The Vazquez/Winterer measure includes language that stipulates any closures will be conducted in compliance with the law and City Manager Rick Cole said the airport is a piece of outdated infrastructure but warned City has a responsibility to move with caution when it comes to airport matters.
“There are lots of people who think we can tell the federal government to take a long walk of our reasonably long pier and I understand that frustration and that sentiment,” he said. “I’ve heard it directly from people in the flight path and I understand why they feel that way. This is the only airport that I know of that jets take off a runway 300 feet from the rooftops of people’s homes, but we can’t defy federal law.
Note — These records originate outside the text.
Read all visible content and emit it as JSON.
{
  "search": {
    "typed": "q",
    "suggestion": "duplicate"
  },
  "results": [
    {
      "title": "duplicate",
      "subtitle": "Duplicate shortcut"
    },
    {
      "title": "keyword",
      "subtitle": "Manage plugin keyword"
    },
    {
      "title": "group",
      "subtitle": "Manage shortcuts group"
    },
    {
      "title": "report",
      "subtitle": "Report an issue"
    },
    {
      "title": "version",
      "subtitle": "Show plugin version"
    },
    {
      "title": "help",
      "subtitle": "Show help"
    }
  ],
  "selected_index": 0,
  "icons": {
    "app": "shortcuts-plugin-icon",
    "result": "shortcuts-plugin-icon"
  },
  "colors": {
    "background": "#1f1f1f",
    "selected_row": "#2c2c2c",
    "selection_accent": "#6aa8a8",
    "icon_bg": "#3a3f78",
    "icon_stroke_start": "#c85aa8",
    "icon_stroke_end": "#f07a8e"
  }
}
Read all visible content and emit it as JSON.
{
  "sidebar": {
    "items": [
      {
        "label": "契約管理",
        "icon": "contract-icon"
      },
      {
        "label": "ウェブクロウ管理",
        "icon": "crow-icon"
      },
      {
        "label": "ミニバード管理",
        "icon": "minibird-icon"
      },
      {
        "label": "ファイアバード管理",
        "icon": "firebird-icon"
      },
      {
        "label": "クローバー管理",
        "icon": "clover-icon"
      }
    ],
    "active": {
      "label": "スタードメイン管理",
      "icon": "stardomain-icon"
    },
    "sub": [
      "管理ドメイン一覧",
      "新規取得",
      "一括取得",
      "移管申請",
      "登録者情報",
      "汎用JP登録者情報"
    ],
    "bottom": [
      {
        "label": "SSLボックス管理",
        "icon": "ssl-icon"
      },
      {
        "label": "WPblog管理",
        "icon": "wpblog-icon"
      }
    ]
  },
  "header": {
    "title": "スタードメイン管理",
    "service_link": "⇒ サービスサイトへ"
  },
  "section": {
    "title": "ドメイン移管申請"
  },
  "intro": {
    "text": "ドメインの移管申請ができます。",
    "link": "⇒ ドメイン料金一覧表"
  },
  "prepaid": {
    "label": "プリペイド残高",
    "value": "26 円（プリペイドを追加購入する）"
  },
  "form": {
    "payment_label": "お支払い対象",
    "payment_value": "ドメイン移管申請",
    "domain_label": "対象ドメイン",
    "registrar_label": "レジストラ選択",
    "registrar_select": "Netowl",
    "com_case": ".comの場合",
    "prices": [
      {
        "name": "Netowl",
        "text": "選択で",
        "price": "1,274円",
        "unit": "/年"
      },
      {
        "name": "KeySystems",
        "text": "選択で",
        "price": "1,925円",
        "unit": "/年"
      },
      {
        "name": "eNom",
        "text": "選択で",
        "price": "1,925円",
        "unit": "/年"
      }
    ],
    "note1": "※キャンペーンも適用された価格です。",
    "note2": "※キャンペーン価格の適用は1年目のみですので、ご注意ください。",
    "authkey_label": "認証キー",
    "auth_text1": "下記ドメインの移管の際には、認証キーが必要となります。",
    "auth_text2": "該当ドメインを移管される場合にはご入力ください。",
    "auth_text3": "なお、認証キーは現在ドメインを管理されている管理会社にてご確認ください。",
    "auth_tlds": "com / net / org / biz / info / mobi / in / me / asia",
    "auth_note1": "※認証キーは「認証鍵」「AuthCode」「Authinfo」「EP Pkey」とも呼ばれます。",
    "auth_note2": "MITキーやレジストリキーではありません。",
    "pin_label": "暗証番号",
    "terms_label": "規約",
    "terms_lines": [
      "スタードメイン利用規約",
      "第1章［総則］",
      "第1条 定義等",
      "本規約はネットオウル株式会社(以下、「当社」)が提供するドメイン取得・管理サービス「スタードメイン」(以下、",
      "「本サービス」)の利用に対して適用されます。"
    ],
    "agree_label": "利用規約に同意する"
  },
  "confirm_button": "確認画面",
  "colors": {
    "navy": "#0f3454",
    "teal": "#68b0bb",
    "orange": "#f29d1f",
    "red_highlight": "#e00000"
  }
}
“Reasonable people disagree about what tactics we can and cannot take, but you took an oath of office, as I did when I became City Manager, that we uphold the Constitution of the Unites States and the Constitution of the State of California and so within the power you have and the responsibility you have, you have directed me and I have implemented everything we can do to make Santa Monica Airport safer and to reduce the health and safety impacts on surrounding residents and we will continue to do that if you pass this resolution in August.
“There will be more steps that are already in the planning stage, but I want to emphasize how sensitive it is, that we have six lawsuits currently going, the threat of many more lawsuits, all of which are costly to litigate, so while I understand people’s frustrations, I do ask for their patience because all seven members of the City Council are dedicated to reclaiming local control.”